Health care isn’t like Uber, nevertheless it must be. At least based on Karen Wolk Feinstein, president and CEO of the Pittsburgh Regional Health Initiative who delivered a TEDx speak final month in Brookline, Mass., based mostly on that assertion.
In her speak, Feinstein introduced the launch of Women’s Health Activist Movement Global (WHAM Global), a nationwide community of feminine health care leaders. WHAM Global is looking for to empower women to create Uber-inspired health care methods which are “transparent, respectable, accountable and equitable,” she stated.
The drawback of health care is one thing that “I have been banging my head on for 20 years,” stated Feinstein, who can also be president and chief government officer of the Jewish Healthcare Foundation.
With its retail mannequin that boasts transparency and ease, Uber, the transportation community firm, fosters a extra pleasurable expertise with members than health care does, Feinstein defined in the course of the speak.
“Would you have taken Uber if you indicated that you needed a ride and they said, ‘We’ll be here whenever and with whatever vehicle, it might even be unsafe or unclean, your driver has two stars out of five, and don’t always expect to get to your destination?’” she posed. “This Uber nightmare would drive you away, but when you go for a ride on your health care system you’re accustomed to the nightmare. You expect it to be unreliable, possibly unsafe and definitely inefficient.”
What WHAM Global does is “get people to participate in a movement,” Feinstein added throughout a comply with-up interview.

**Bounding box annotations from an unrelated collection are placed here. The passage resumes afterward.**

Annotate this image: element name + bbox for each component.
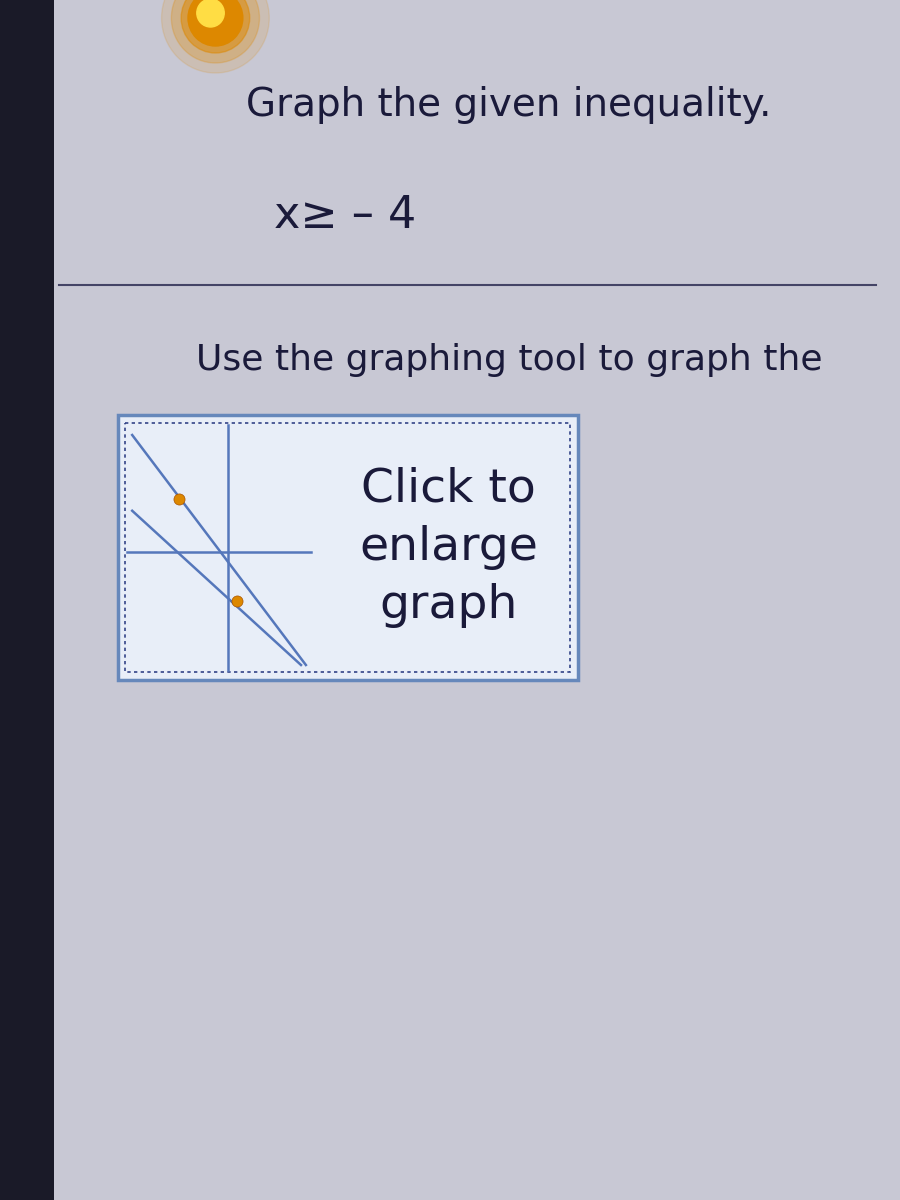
Bar (125, 422, 570, 672)
Circle shape (171, 0, 259, 62)
Text: Click to: Click to (362, 467, 536, 512)
Circle shape (197, 0, 224, 26)
Bar (0, 0, 54, 1200)
Circle shape (181, 0, 249, 53)
Bar (118, 415, 578, 680)
Circle shape (188, 0, 243, 46)
Text: x≥ – 4: x≥ – 4 (274, 193, 417, 236)
Circle shape (162, 0, 269, 73)
Text: graph: graph (380, 583, 518, 628)
Text: Use the graphing tool to graph the: Use the graphing tool to graph the (196, 343, 823, 377)
Text: enlarge: enlarge (359, 526, 538, 570)
Text: Graph the given inequality.: Graph the given inequality. (247, 86, 772, 124)
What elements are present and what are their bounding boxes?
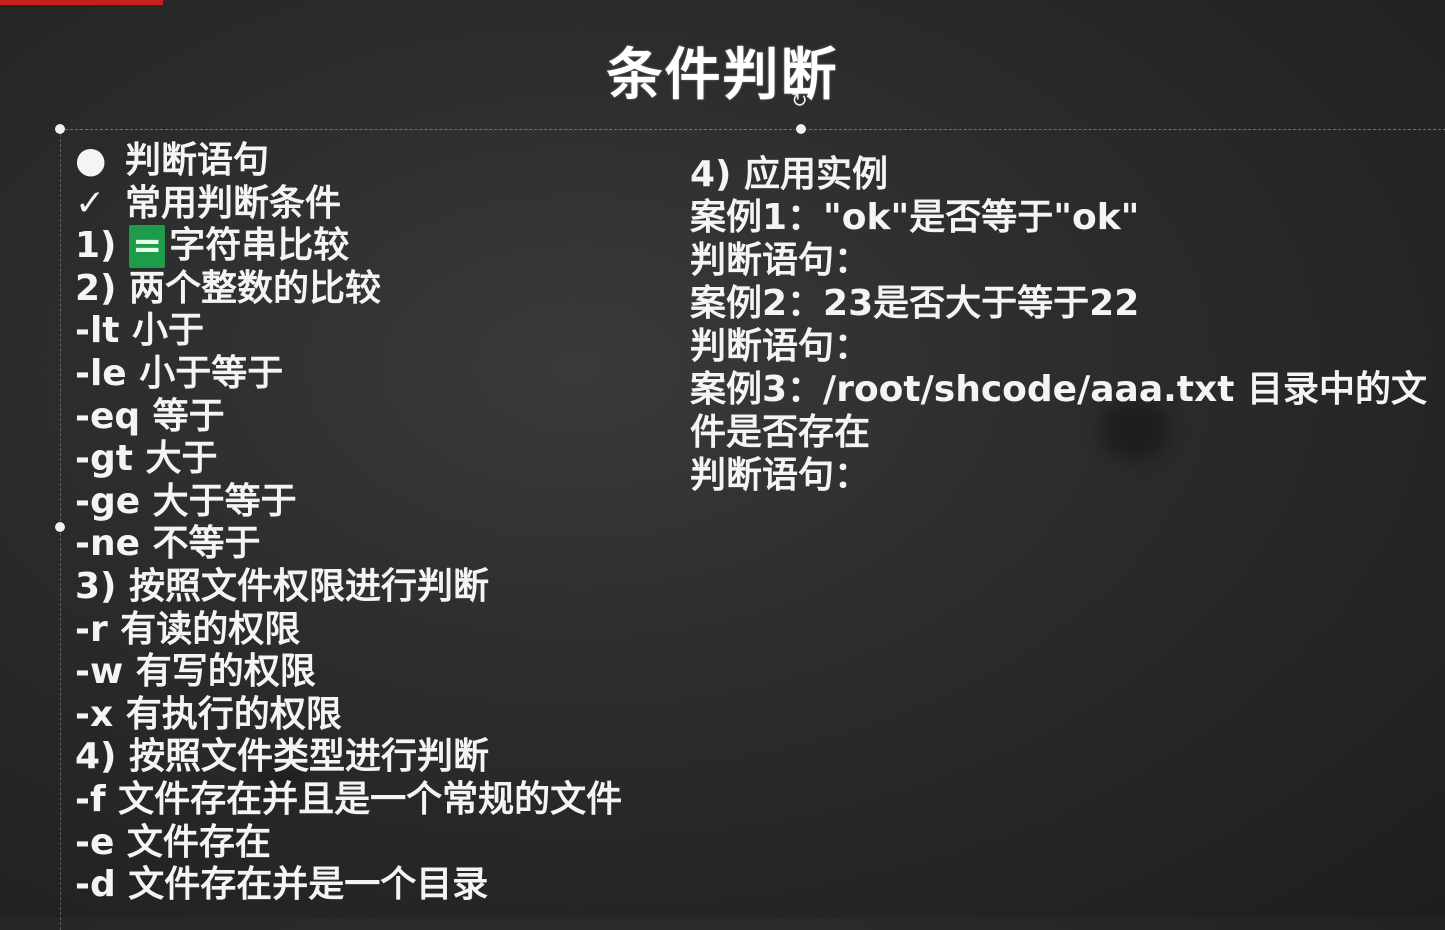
list-item: 案例2：23是否大于等于22 <box>690 283 1140 324</box>
bullet-dot-icon: ● <box>75 140 107 181</box>
checkmark-icon: ✓ <box>75 182 106 224</box>
top-accent-bar <box>0 0 163 5</box>
list-item: 件是否存在 <box>690 412 871 453</box>
list-item: -x 有执行的权限 <box>75 693 342 735</box>
rotate-handle-icon[interactable]: ↻ <box>791 88 808 112</box>
list-item: 判断语句： <box>690 326 871 367</box>
list-item: 判断语句： <box>690 240 871 281</box>
list-item: -ne 不等于 <box>75 523 261 565</box>
check-heading: ✓ 常用判断条件 <box>75 182 342 224</box>
list-item: 2) 两个整数的比较 <box>75 267 382 309</box>
list-item: -gt 大于 <box>75 438 218 480</box>
list-item: -w 有写的权限 <box>75 651 316 693</box>
list-item: -eq 等于 <box>75 395 225 437</box>
list-item: -ge 大于等于 <box>75 480 297 522</box>
bullet-heading: ● 判断语句 <box>75 140 270 181</box>
list-item: 3) 按照文件权限进行判断 <box>75 565 490 607</box>
list-item: -d 文件存在并是一个目录 <box>75 864 489 906</box>
list-item: 1) = 字符串比较 <box>75 225 350 268</box>
resize-handle-top-middle[interactable] <box>796 124 806 134</box>
left-column[interactable]: ● 判断语句 ✓ 常用判断条件 1) = 字符串比较 2) 两个整数的比较 -lt 小… <box>75 140 622 907</box>
right-column[interactable]: 4) 应用实例 案例1："ok"是否等于"ok" 判断语句： 案例2：23是否大… <box>690 153 1427 497</box>
list-item: 4) 应用实例 <box>690 154 889 195</box>
text-selection-highlight[interactable]: = <box>129 225 166 268</box>
list-item: -le 小于等于 <box>75 352 284 394</box>
list-item: 4) 按照文件类型进行判断 <box>75 736 490 778</box>
list-item: -f 文件存在并且是一个常规的文件 <box>75 778 623 820</box>
chalk-smudge <box>250 760 310 800</box>
list-item: -r 有读的权限 <box>75 608 301 650</box>
slide-title: 条件判断 <box>606 43 839 108</box>
list-item: 案例1："ok"是否等于"ok" <box>690 197 1140 238</box>
list-item: -e 文件存在 <box>75 821 271 863</box>
chalk-smudge <box>1100 400 1170 460</box>
list-item: 判断语句： <box>690 455 871 496</box>
list-item: -lt 小于 <box>75 310 205 352</box>
resize-handle-middle-left[interactable] <box>55 522 65 532</box>
resize-handle-top-left[interactable] <box>55 124 65 134</box>
list-item: 案例3：/root/shcode/aaa.txt 目录中的文 <box>690 369 1427 410</box>
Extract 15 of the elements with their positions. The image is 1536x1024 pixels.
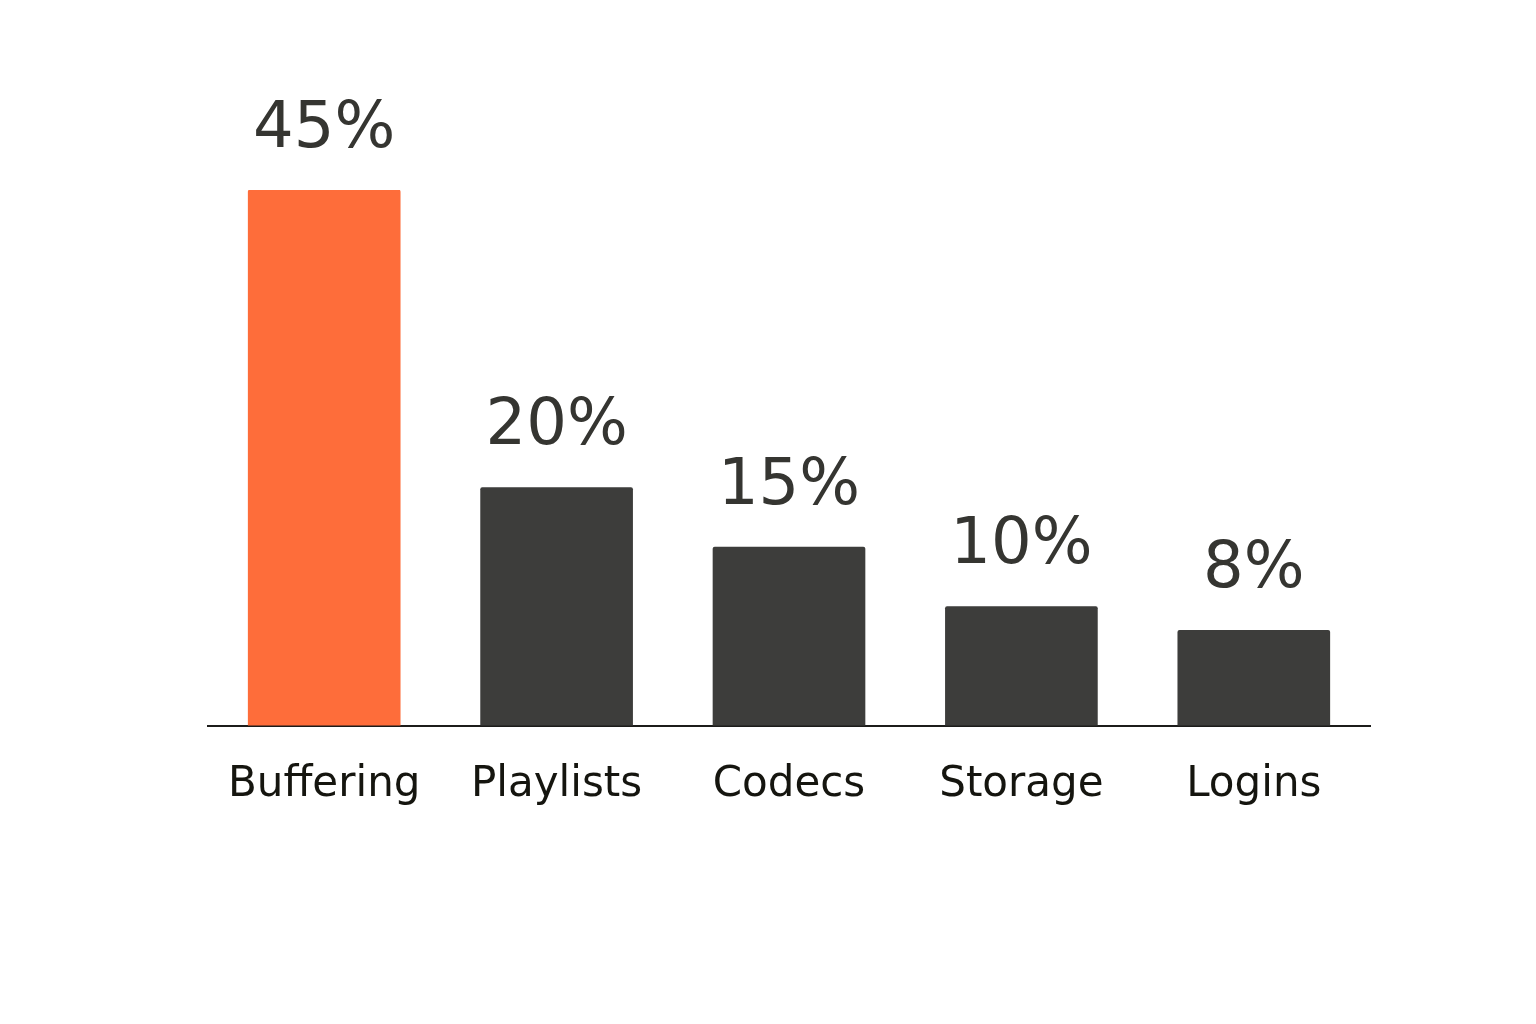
data-label: 10% xyxy=(950,504,1093,579)
bar xyxy=(945,606,1098,726)
x-tick-label: Playlists xyxy=(471,756,643,806)
bar xyxy=(712,546,866,726)
x-tick-label: Buffering xyxy=(227,756,421,806)
x-tick-label: Codecs xyxy=(712,756,866,806)
data-label: 8% xyxy=(1203,528,1305,603)
data-label: 45% xyxy=(253,87,396,162)
bar xyxy=(247,190,401,726)
bar xyxy=(480,487,633,726)
x-tick-label: Logins xyxy=(1186,756,1322,806)
data-label: 15% xyxy=(717,444,861,519)
bar xyxy=(1177,630,1331,726)
data-label: 20% xyxy=(485,385,628,460)
x-tick-label: Storage xyxy=(939,756,1104,806)
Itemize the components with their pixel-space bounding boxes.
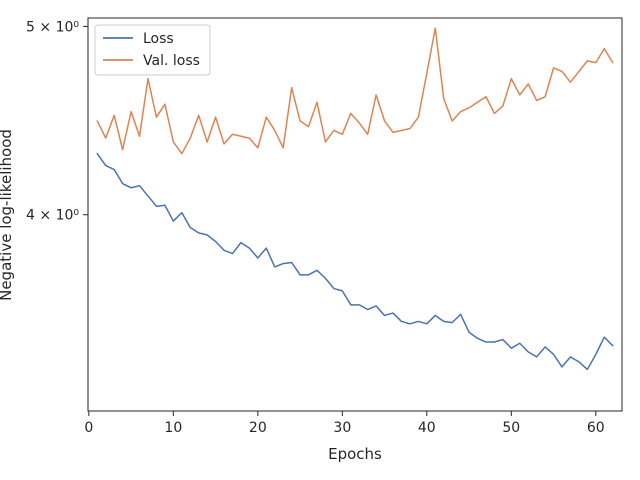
y-tick-label: 5 × 10⁰ bbox=[26, 19, 79, 35]
y-tick-label: 4 × 10⁰ bbox=[26, 208, 79, 224]
x-tick-label: 50 bbox=[502, 420, 520, 436]
x-tick-label: 10 bbox=[164, 420, 182, 436]
x-tick-label: 40 bbox=[418, 420, 436, 436]
x-axis-ticks: 0 10 20 30 40 50 60 bbox=[84, 411, 605, 436]
series-layer bbox=[96, 27, 614, 371]
legend: Loss Val. loss bbox=[94, 24, 211, 76]
plot-area bbox=[87, 17, 623, 412]
series-line-val-loss bbox=[96, 27, 614, 155]
x-tick-label: 30 bbox=[333, 420, 351, 436]
series-line-loss bbox=[96, 152, 614, 371]
y-axis-label: Negative log-likelihood bbox=[0, 129, 15, 301]
y-axis-ticks: 4 × 10⁰ 5 × 10⁰ bbox=[26, 19, 88, 224]
legend-label-val-loss: Val. loss bbox=[143, 53, 200, 69]
x-tick-label: 0 bbox=[84, 420, 93, 436]
x-tick-label: 60 bbox=[587, 420, 605, 436]
legend-label-loss: Loss bbox=[143, 31, 174, 47]
x-tick-label: 20 bbox=[249, 420, 267, 436]
x-axis-label: Epochs bbox=[328, 445, 382, 463]
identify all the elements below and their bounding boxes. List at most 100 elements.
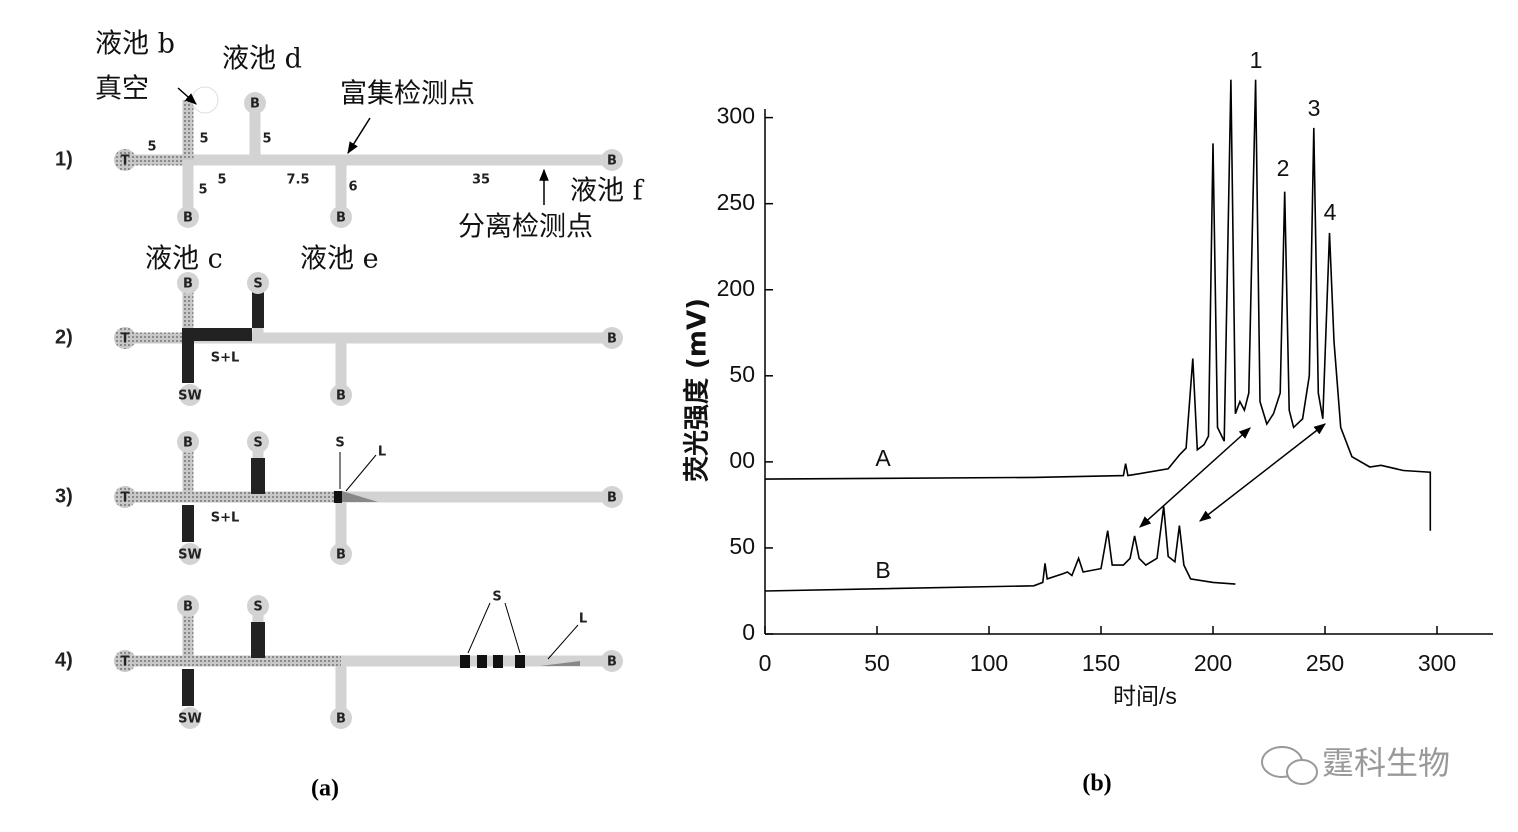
y-axis-label: 荧光强度 (mV)	[682, 298, 713, 482]
reservoir	[247, 272, 269, 294]
reservoir	[177, 206, 199, 228]
stack-plug	[334, 491, 342, 503]
reservoir-label: B	[183, 600, 193, 615]
pool-label: 真空	[95, 74, 149, 105]
reservoir-label: T	[121, 655, 130, 670]
reservoir-label: B	[336, 712, 346, 727]
caption: (b)	[1082, 771, 1111, 797]
reservoir-label: S	[253, 277, 262, 292]
arrow	[347, 117, 371, 155]
arrow	[1139, 427, 1251, 528]
x-tick-label: 200	[1194, 650, 1232, 676]
reservoir	[601, 650, 623, 672]
note: S+L	[211, 511, 240, 526]
reservoir	[114, 149, 136, 171]
reservoir	[244, 92, 266, 114]
channel-length: 5	[262, 132, 271, 147]
reservoir-label: SW	[178, 712, 202, 727]
pointer	[345, 454, 377, 492]
arrow	[1199, 423, 1326, 522]
pointer	[504, 602, 521, 654]
x-tick-label: 100	[970, 650, 1008, 676]
reservoir	[179, 707, 201, 729]
reservoir	[601, 486, 623, 508]
pool-label: 液池 f	[570, 176, 645, 207]
pool-label: 液池 b	[95, 29, 175, 60]
reservoir-label: B	[607, 154, 617, 169]
peak-label: 4	[1324, 199, 1337, 225]
y-tick-label: 50	[729, 533, 755, 559]
note: S+L	[211, 351, 240, 366]
y-tick-label: 50	[729, 361, 755, 387]
x-axis-label: 时间/s	[1113, 683, 1177, 709]
y-tick-label: 200	[717, 275, 755, 301]
reservoir	[330, 206, 352, 228]
reservoir	[179, 543, 201, 565]
channel-length: 5	[199, 132, 208, 147]
x-tick-label: 150	[1082, 650, 1120, 676]
reservoir	[247, 431, 269, 453]
y-tick-label: 300	[717, 103, 755, 129]
row-label: 4)	[55, 649, 73, 671]
sample-plug	[251, 458, 265, 494]
reservoir-label: SW	[178, 548, 202, 563]
reservoir-label: T	[121, 332, 130, 347]
reservoir-label: B	[250, 97, 260, 112]
reservoir-label: S	[253, 600, 262, 615]
reservoir	[601, 149, 623, 171]
reservoir	[114, 327, 136, 349]
reservoir	[247, 595, 269, 617]
arrow	[177, 87, 197, 105]
pool-label: 分离检测点	[458, 212, 593, 243]
channel-length: 7.5	[286, 173, 309, 188]
x-tick-label: 250	[1306, 650, 1344, 676]
note: L	[579, 612, 587, 627]
caption: (a)	[311, 776, 339, 802]
series-label: B	[875, 557, 890, 583]
reservoir	[330, 707, 352, 729]
ion-zone	[342, 491, 378, 502]
channel-length: 6	[348, 180, 357, 195]
reservoir-label: B	[336, 389, 346, 404]
reservoir-label: S	[253, 436, 262, 451]
reservoir	[330, 384, 352, 406]
note: S	[492, 590, 501, 605]
sample-plug	[251, 622, 265, 658]
separated-band	[477, 655, 487, 668]
reservoir	[177, 595, 199, 617]
reservoir	[330, 543, 352, 565]
reservoir-label: B	[183, 211, 193, 226]
sample-plug	[182, 291, 264, 341]
reservoir-label: B	[183, 277, 193, 292]
pointer	[547, 624, 579, 660]
trace	[764, 79, 1432, 531]
row-label: 2)	[55, 326, 73, 348]
peak-label: 3	[1308, 95, 1321, 121]
pool-label: 富集检测点	[340, 79, 475, 110]
peak-label: 1	[1250, 47, 1263, 73]
separated-band	[493, 655, 503, 668]
reservoir-label: SW	[178, 389, 202, 404]
ion-zone	[540, 661, 580, 666]
reservoir-label: B	[183, 436, 193, 451]
note: L	[378, 445, 386, 460]
note: S	[335, 436, 344, 451]
reservoir-label: B	[336, 211, 346, 226]
reservoir-label: T	[121, 491, 130, 506]
reservoir	[114, 650, 136, 672]
reservoir-label: B	[607, 655, 617, 670]
watermark-text: 霆科生物	[1322, 744, 1450, 782]
y-tick-label: 250	[717, 189, 755, 215]
row-label: 3)	[55, 485, 73, 507]
reservoir	[114, 486, 136, 508]
separated-band	[460, 655, 470, 668]
y-tick-label: 0	[742, 619, 755, 645]
channel-length: 35	[472, 173, 490, 188]
trace	[764, 506, 1236, 592]
channel-length: 5	[198, 183, 207, 198]
x-tick-label: 50	[864, 650, 890, 676]
series-label: A	[875, 445, 891, 471]
x-tick-label: 0	[759, 650, 772, 676]
y-tick-label: 00	[729, 447, 755, 473]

According to its mission, WHAM Global — which was based by Feinstein and Joanne Conroy, CEO of the Lahey Hospital and Medical Center in Burlington, Mass. — will advance health care methods by “leveraging the power of technology to create and sustain an activist community unbounded by geography” and “extending the experience and knowledge of Women of Impact to a new generation of women leaders.”
“Health care underperforms and overconsumes resources,” stated Conroy, who based Women of Impact, a gaggle of feminine, government-degree health care professionals, activists and legal professionals. “Women are 80 percent of the health care workforce, but only 10 percent of the leadership. WHAM Global is helping more women lead and set policy.”
WHAM Global, together with Women of Impact, is in search of to “activate a lot of people to get the health care system we want,” Feinstein stated.
Last week, Feinstein, Conroy and different events met in Washington to strategize their transfer ahead.
For now, WHAM Global is in search of to create a “local network of networks.”
“There are a number of groups that link women,” stated Feinstein. “Our present goal is to unite a lot of those organizations.”
While the group, which is planning its first chapters in Pittsburgh, Washington and Boston, finally strives to reform health care methods, there’s loads of work that people can do now, stated Feinstein. Whether it’s demanding transparency, offering prompt suggestions of health care suppliers, resisting overtreatment, forming motion teams, voicing their story, turning into a “citizen scientist” or preventing waste and inequality, people might help create health care techniques which are extra retail-oriented.
“I don’t think it’s utopian dreaming,” she defined. “I think we could have the customer-value ride that we don’t have right now.”